– Началось, – обреченно подумал я. – Женский коллектив – страшная сила. Никаких секретов в нём не может быть по определению.

– Людмила Викторовна, понимаете, я действительно помогал бабушке. Но она мне ничего особого не доверяла. Так, что не знаю, чем я могу вам помочь.

– Да, я, в общем, особо и не надеялась, – вздохнула учительница, – Хотя, сами понимаете, утопающий за соломинку хватается. Просто, тяжко смотреть, как Лена мучается, а сделать ничего не могу.

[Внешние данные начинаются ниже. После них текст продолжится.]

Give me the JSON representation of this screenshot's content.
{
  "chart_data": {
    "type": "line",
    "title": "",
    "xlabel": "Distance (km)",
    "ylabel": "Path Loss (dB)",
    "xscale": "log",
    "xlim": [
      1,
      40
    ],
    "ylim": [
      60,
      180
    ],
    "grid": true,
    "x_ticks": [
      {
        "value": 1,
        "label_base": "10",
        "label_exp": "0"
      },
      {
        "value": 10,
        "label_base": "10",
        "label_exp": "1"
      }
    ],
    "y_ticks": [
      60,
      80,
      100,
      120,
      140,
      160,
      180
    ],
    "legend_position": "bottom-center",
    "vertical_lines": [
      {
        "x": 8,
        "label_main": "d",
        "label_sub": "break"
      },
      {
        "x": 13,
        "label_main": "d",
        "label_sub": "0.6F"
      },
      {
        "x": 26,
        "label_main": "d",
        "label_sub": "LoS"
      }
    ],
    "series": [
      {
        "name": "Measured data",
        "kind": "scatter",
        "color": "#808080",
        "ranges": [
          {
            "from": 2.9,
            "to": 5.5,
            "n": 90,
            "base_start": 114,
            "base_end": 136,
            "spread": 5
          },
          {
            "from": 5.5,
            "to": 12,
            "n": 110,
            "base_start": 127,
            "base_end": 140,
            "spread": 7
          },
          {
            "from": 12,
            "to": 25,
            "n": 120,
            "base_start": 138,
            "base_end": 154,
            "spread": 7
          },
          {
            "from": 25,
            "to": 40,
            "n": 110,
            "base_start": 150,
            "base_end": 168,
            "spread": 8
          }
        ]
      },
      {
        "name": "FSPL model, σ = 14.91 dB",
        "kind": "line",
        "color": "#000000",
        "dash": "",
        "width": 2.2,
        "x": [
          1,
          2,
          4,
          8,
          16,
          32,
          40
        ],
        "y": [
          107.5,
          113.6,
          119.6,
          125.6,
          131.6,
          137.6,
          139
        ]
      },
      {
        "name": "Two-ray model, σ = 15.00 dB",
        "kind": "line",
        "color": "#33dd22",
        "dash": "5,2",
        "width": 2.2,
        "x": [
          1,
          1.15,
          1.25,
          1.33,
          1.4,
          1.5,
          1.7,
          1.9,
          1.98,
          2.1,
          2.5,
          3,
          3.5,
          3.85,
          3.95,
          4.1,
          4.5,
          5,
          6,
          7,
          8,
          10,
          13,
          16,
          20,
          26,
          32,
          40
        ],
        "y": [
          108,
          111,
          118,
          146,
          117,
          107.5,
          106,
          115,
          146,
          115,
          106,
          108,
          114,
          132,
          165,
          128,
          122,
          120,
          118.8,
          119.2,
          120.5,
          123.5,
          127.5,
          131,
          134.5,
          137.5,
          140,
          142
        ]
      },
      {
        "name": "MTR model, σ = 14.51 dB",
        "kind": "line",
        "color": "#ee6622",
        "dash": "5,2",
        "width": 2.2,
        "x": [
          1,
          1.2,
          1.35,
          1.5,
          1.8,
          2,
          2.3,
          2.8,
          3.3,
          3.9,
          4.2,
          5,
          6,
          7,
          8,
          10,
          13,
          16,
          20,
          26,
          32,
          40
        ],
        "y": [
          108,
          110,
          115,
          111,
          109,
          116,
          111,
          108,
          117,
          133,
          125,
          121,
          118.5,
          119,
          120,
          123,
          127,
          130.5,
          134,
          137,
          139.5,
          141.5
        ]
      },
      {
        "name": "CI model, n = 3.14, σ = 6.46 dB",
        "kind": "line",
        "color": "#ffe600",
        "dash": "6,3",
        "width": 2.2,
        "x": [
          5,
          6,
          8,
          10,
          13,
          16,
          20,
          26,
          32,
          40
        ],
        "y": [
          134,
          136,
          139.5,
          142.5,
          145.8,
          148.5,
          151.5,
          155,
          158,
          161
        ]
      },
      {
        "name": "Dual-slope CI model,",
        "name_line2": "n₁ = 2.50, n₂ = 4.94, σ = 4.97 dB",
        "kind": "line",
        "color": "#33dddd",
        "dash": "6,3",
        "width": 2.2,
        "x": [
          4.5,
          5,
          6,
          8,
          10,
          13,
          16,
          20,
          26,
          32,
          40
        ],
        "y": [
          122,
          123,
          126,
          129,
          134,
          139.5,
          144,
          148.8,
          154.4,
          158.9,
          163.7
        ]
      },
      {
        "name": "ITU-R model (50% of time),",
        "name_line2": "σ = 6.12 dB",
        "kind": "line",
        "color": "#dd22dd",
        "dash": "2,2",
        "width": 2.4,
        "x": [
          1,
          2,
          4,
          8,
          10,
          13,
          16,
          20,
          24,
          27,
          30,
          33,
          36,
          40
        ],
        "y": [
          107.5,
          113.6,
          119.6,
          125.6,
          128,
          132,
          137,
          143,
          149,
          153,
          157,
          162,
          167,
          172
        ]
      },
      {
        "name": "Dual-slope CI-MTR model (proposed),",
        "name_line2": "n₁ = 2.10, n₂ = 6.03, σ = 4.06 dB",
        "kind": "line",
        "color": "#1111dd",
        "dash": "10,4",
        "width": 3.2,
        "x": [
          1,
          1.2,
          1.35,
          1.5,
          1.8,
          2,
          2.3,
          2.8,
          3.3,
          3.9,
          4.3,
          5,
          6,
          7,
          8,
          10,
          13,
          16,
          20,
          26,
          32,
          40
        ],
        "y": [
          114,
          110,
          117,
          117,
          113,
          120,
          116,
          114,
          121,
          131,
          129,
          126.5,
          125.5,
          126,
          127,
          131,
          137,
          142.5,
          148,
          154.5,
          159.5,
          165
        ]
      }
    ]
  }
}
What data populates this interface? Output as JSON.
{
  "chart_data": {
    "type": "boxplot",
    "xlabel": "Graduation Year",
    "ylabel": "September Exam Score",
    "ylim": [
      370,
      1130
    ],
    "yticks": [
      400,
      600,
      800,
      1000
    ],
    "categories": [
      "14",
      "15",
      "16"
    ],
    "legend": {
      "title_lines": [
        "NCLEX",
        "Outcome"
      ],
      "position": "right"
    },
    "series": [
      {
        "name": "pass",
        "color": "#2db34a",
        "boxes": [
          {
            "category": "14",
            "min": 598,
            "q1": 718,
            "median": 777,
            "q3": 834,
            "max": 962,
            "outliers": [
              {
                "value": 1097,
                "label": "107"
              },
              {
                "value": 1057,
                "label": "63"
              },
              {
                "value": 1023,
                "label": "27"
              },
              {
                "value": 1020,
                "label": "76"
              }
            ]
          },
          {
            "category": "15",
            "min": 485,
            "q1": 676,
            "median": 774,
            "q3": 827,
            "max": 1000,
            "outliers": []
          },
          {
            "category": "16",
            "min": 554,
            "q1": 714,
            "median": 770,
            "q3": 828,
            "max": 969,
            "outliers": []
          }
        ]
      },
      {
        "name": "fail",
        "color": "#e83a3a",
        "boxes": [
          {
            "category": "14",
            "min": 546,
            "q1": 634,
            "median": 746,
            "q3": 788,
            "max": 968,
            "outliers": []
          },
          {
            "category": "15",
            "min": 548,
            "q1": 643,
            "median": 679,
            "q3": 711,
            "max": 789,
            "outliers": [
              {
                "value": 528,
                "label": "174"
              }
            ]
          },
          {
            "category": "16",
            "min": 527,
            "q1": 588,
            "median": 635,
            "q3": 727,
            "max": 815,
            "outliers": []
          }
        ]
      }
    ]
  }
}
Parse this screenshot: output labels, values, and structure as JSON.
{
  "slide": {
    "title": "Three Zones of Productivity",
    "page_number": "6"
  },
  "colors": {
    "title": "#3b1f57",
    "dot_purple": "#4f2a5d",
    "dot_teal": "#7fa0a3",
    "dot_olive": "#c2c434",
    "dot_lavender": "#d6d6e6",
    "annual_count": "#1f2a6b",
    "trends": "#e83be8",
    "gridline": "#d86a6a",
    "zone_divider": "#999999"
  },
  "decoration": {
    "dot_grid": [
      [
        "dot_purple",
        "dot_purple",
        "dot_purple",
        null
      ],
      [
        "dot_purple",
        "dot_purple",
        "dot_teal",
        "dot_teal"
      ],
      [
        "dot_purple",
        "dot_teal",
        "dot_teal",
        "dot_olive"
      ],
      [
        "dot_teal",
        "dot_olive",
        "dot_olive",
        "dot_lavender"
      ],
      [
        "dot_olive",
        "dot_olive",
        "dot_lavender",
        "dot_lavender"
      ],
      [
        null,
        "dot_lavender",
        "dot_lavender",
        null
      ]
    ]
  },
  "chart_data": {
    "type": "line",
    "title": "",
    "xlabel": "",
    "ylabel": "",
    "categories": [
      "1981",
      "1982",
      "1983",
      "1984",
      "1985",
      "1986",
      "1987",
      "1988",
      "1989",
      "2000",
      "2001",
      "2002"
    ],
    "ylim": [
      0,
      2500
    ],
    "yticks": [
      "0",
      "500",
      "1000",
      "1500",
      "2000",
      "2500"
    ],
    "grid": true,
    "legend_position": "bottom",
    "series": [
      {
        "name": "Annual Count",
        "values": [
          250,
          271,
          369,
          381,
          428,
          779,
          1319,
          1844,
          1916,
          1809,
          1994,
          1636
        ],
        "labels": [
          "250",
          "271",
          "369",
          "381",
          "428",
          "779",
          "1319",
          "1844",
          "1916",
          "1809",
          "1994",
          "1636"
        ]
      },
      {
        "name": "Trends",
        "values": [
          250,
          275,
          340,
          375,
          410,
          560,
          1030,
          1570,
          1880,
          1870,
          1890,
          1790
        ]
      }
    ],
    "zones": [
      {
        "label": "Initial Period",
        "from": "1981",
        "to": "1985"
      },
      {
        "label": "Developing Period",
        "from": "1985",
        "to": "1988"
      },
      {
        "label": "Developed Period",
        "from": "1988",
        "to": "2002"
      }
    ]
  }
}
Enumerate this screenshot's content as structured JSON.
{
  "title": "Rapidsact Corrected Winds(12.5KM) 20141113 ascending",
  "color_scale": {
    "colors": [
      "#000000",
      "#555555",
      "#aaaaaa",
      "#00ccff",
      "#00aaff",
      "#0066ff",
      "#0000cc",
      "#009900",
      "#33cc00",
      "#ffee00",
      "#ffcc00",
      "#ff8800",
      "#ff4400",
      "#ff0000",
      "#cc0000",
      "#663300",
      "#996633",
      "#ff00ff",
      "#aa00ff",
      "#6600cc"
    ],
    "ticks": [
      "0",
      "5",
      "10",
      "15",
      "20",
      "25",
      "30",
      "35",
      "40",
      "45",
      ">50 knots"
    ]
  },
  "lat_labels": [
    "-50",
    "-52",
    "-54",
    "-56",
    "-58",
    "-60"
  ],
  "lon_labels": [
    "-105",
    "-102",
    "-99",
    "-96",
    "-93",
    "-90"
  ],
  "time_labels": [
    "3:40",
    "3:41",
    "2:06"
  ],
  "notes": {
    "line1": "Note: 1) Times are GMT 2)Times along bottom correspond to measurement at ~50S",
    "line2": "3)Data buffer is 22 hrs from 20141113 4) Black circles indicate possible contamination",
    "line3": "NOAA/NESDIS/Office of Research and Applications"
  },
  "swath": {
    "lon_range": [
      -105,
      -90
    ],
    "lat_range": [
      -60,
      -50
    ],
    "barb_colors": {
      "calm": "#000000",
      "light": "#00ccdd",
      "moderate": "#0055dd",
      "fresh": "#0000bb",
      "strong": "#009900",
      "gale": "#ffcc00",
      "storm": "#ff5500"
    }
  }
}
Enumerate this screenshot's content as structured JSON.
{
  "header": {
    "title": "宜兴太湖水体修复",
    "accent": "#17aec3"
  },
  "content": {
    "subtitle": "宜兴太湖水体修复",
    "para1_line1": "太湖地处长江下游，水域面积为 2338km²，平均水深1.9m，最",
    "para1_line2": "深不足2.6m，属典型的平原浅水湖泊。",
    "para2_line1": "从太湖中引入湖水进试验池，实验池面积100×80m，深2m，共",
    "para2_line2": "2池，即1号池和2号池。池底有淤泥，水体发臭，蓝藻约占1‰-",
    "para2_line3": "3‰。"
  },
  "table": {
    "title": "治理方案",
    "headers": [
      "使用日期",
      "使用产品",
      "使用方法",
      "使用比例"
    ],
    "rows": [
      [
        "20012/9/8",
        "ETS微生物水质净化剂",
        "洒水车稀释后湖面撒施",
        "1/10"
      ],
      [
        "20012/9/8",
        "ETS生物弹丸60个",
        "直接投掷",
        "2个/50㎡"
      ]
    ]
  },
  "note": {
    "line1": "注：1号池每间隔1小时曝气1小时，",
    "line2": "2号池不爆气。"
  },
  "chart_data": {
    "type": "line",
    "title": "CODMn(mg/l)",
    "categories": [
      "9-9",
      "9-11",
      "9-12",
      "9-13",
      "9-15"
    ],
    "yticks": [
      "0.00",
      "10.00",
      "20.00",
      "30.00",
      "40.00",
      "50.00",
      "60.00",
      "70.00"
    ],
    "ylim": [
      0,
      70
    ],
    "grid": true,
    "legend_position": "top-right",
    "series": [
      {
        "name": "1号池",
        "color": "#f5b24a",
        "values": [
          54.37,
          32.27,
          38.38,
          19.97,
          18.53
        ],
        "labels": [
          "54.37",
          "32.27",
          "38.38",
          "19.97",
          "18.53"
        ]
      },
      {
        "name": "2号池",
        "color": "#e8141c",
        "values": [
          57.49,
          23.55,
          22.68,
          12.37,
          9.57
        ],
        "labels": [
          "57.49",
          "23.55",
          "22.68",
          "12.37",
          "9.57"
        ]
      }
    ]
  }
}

Пока она говорила, уколы совести становились все острей, и когда по щеке Людмилы Викторовны скатилась одинокая слезинка, я не выдержал.

– Вы знаете, после бабушки остались кое-какие настойки и микстуры. Я сейчас пытаюсь их рассортировать. Если найду что-нибудь подходящее, сразу принесу вам. Естественно, гарантировать полное исчезновение симптомов болезни не могу, могу только пообещать, что хуже от бабушкиных микстур не будет.

– Спасибо, – поблагодарила меня преподавательница, смахивая непрошенную слезинку. – Да мы и сами особого эффекта не ждем. И так перепробовано все можно и нельзя. Но если станет хоть чуточку лучше и то дело.

Не успел я зайти в аудиторию, как прозвенел звонок. Благодаря этому ко мне никто не приставал и не выспрашивал, чего хотела от меня Людмила Викторовна.

Но от вопросов соседки по столу уйти не удалось.

– Витька, чего от тебя Вобла хотела? – спросила Ирма, сразу, как мы уселись рядом друг с другом.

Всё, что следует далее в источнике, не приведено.